Baskıya terörsüz Türkiye maskesi mi?

İsrail, Suriye’de 11 üs kurmuş. Ankara’nın kurma niyetinde olduğu üsse İsrail ordusu yerleşmiş... Şimdi de Trump, Ahmet Şara ile Netanyahu’yu anlaşma yapmaları için Beyaz Saray’a çağırmış. Epey zamandır Şara-Netanyahu arasında gizli diplomasi iyi sonuçlar verdi ki Beyaz Saray’da anlaşma imzalayacaklar. BAE ise arabuluculuk yapmış. İsrail ile Arap ülkeleri arasında yapılan ancak Gazze’de soykırım nedeniyle askıya alınmış görünen İbrahim Anlaşmalarına Suriye de dahil edilecek ve anlaşma canlanacak.

Suriye’de işlerin Ankara’yı pek de memnun etmediği biliniyor.

Suriye’de egemen güç ABD ve İsrail. Yarın 20-30 arasında PKK’linin silah bırakmasına ilişkin tören yapılacak. TV’ler vb. eşliğinde sembolik bir gösteri seyredeceğiz. Peyderpey arkasının gelmesi ve tüm PKK silahlarının örgüt ile birlikte ortadan kalkması şüphesiz olumlu bir gelişmedir.

KURULUŞ REDDİYESİ KONUSU

Tabii ki bu tek taraflı olmuyor. Hapishanedeki PKK’lilerin bir şekilde adım adım serbest bırakılması için DEM-adalet bakanı arasında görüşmeler söz konusu. Daha önce de yazdığım gibi, PKK’nin Türkiye üzerinde iddiasının temelleri kalmamıştır. Ama PKK Suriye’de hedeflerine ulaşmıştır. Oradaki yapısının Şam’ın kontrolü altına alınması ve Türkiye için bir tehlike olmaktan çıkması durumunda, ilerisi için endişeli/ tedirgin bir iyimserlik havası estirecektir.

İmralı/Kandil ile iktidar arasında atılacak siyasi adımların nasıl ilerleyeceğini bekleyeceğiz. Örgüte nasıl hukuki teminatlar verilecek bilmiyoruz.

PKK’nin silah bırakma ve fesih kararını açıklarken Türkiye Cumhuriyeti’nin ilk kuruluşunu reddeden ve şimdi PKK/Kürt hareketi ile birlikte yeni bir kurucu iradeye işaret etmesi, çok tartışılacak ve Türkiye’nin öyle kabul edebileceği bir anlaşma olamaz. Bu özetle Atatürk’ün kurduğu Cumhuriyetin sıfırlanması anlamına gelmektedir.

Aslında AKP’nin anlayışına da uygun düşüyor böyle bir talep.
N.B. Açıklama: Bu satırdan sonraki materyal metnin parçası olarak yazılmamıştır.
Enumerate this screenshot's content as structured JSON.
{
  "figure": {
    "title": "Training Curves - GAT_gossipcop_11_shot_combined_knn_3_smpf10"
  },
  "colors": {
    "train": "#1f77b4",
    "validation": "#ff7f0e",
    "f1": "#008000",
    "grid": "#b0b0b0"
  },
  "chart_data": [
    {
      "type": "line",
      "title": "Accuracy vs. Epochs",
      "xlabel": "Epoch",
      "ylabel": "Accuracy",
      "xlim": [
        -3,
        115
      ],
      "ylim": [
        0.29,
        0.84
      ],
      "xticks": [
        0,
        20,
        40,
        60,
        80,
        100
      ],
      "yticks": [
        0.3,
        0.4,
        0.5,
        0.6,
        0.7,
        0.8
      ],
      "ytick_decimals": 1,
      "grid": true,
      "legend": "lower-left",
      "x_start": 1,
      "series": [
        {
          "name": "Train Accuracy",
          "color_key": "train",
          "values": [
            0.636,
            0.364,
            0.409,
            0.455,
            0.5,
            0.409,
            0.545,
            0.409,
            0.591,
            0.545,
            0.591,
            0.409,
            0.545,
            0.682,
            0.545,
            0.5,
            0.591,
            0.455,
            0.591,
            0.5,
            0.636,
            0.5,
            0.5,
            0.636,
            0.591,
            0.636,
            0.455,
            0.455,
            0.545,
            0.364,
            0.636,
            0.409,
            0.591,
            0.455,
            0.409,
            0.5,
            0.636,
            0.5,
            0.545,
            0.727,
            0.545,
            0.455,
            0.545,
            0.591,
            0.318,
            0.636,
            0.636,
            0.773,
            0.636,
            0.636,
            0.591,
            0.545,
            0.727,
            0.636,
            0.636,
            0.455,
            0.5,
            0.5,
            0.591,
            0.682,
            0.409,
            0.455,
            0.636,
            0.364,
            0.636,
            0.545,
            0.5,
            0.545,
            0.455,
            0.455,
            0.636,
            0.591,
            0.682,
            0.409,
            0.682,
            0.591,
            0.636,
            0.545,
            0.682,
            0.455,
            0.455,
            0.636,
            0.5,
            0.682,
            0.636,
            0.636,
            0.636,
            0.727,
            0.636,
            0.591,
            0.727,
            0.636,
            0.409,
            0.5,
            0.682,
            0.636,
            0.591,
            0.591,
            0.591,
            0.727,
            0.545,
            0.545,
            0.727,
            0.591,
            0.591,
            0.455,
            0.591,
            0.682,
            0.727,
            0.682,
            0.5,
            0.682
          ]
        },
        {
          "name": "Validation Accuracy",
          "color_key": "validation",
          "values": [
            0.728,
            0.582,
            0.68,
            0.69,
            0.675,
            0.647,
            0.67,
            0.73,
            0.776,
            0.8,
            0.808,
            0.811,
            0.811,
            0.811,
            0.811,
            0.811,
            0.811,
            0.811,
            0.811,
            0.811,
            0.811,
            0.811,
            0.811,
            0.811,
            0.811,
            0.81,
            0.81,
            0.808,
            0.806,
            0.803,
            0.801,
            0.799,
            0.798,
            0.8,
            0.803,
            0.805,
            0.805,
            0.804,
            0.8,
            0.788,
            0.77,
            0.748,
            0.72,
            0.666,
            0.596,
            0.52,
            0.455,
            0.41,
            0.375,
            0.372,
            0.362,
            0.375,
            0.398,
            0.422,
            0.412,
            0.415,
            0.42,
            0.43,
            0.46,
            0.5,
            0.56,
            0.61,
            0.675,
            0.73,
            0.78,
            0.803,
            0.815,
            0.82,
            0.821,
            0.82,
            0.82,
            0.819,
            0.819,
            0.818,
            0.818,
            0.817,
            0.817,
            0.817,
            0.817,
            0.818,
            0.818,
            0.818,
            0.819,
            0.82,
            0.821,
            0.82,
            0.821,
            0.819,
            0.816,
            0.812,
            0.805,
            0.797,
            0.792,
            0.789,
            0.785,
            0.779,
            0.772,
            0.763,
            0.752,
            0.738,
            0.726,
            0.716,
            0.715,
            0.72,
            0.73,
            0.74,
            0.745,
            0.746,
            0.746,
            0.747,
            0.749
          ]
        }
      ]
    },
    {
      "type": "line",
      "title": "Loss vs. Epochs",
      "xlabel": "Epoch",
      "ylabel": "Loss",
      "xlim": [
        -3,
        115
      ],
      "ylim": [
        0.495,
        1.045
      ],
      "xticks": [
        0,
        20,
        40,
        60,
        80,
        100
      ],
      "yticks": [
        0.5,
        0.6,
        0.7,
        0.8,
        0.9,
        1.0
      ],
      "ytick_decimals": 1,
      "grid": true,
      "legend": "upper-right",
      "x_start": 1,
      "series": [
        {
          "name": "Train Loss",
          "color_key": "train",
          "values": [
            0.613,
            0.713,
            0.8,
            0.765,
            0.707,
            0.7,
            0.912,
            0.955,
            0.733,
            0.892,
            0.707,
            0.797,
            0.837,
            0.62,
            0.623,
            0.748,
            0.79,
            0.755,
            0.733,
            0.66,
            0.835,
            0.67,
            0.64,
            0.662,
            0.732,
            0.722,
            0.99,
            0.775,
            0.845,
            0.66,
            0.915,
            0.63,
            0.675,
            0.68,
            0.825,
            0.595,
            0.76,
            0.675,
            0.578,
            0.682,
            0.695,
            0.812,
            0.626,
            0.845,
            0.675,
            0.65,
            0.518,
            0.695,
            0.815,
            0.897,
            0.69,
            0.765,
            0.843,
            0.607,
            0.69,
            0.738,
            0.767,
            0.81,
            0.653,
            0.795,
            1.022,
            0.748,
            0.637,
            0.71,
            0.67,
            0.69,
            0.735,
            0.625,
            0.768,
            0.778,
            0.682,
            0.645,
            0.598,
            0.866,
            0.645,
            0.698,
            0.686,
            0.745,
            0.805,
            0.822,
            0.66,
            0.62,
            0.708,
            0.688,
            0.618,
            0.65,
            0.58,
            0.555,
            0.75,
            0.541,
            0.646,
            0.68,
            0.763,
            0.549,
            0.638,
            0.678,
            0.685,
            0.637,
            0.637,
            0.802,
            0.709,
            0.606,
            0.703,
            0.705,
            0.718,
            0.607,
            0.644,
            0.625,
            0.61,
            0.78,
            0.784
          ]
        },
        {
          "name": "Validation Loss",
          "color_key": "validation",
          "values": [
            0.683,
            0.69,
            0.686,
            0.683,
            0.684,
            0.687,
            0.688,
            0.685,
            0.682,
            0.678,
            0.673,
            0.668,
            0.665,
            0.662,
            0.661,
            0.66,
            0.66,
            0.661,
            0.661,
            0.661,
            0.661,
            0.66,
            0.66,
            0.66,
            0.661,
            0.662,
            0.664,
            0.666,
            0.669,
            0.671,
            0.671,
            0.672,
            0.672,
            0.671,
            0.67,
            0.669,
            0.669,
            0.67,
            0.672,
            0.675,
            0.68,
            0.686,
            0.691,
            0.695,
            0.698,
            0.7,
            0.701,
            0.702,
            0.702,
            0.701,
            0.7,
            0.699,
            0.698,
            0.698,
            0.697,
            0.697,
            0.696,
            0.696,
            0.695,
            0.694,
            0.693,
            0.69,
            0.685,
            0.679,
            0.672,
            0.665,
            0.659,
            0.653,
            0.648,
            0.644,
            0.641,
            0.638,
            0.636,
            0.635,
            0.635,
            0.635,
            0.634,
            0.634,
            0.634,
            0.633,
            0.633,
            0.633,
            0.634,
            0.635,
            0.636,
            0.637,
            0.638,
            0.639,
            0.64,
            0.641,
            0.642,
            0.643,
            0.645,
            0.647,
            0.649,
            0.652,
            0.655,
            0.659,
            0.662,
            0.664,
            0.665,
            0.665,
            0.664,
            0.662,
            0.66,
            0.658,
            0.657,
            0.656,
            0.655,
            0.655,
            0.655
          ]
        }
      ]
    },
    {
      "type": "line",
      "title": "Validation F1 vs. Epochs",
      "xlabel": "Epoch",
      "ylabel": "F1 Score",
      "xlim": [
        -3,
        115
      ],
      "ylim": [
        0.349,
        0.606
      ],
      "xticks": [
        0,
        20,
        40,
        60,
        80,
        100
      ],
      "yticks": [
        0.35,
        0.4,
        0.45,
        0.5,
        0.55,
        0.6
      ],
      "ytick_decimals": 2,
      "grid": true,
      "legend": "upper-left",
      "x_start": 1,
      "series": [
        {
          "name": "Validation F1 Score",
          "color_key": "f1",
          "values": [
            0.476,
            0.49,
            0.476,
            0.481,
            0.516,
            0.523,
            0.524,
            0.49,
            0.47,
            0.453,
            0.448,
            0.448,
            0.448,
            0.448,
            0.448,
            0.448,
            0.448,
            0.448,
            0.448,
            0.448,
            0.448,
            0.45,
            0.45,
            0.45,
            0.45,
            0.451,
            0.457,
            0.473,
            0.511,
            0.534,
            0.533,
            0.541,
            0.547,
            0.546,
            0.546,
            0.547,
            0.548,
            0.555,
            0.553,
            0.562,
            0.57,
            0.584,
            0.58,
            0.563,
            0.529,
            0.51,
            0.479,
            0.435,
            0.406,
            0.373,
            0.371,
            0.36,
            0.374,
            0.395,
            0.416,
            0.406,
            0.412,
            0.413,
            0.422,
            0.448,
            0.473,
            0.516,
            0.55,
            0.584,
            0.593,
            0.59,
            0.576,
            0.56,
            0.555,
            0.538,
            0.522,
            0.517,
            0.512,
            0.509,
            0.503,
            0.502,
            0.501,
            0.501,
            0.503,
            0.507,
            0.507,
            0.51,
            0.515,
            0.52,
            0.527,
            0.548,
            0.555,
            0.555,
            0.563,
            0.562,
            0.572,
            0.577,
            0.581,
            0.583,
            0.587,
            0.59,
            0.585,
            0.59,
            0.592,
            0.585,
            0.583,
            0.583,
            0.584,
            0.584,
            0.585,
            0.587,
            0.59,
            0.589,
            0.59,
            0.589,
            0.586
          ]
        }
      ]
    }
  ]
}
Bu ayrı bir yazı konusu.

‘TÜRKLERİ RAHATLATMAK’

Konuda kalırsak Yetkin Report’ta birkaç gün önce yayımlanan bir değerlendirmede silah bırakma konusunda ABD’nin rolüne işaret edilirken şöyle deniyordu: “20-30 PKK’li dağdan inerek Süleymaniye’ye gelip, Öcalan’ın kararıyla silahlarını teslim ettiğini söyleyecek ve yürüyerek çıkıp gidecek!”

AP’ye konuşan “bir yetkili”ye göre “Türkleri rahatlatmak amacıyla bazı hafif silahların sembolik olarak imha edilmesi” işi yapılmış olacak. PKK ile iktidarın mutabakatını kim sağladıysa bundan sonra hükümete dönüp “Sıra sizde” diyecek. (Yani Ankara at bakalım karşı adımlarını!) Sistemin yeniden tanımlanacağı böyle bir anda, ülkenin kurucu partisi başını polis operasyonlarından kaldıramayacak halde, genel merkezi mahkemelik, Halk TV-Sözcü TV başta olmak üzere tabanının sesi olan medyası karartılmış...

SEÇ BEĞEN AL

Sözcü karartılmış, Halk TV üzerinde de karartma kılıcı tepesinde sallanıyor. Yazarlar içeri atılıyor.

Ana muhalefet yargı operasyonları ile dağıtılmak isteniyor.

Ve totaliter karakterli bir yönetime evrilmekte olan bir ülke; özgürlüklerin, anayasa ve yasaların keyfi uygulamalarının hüküm sürdüğü bir ülke.

AMA ‘TERÖRSÜZ TÜRKİYE!’

İktidarın “terörsüz Türkiye” girişimlerini bu baskı rejimini sürdürmek için kullanıyor, yorumunu yapanlar varsa haksız sayılmazlar.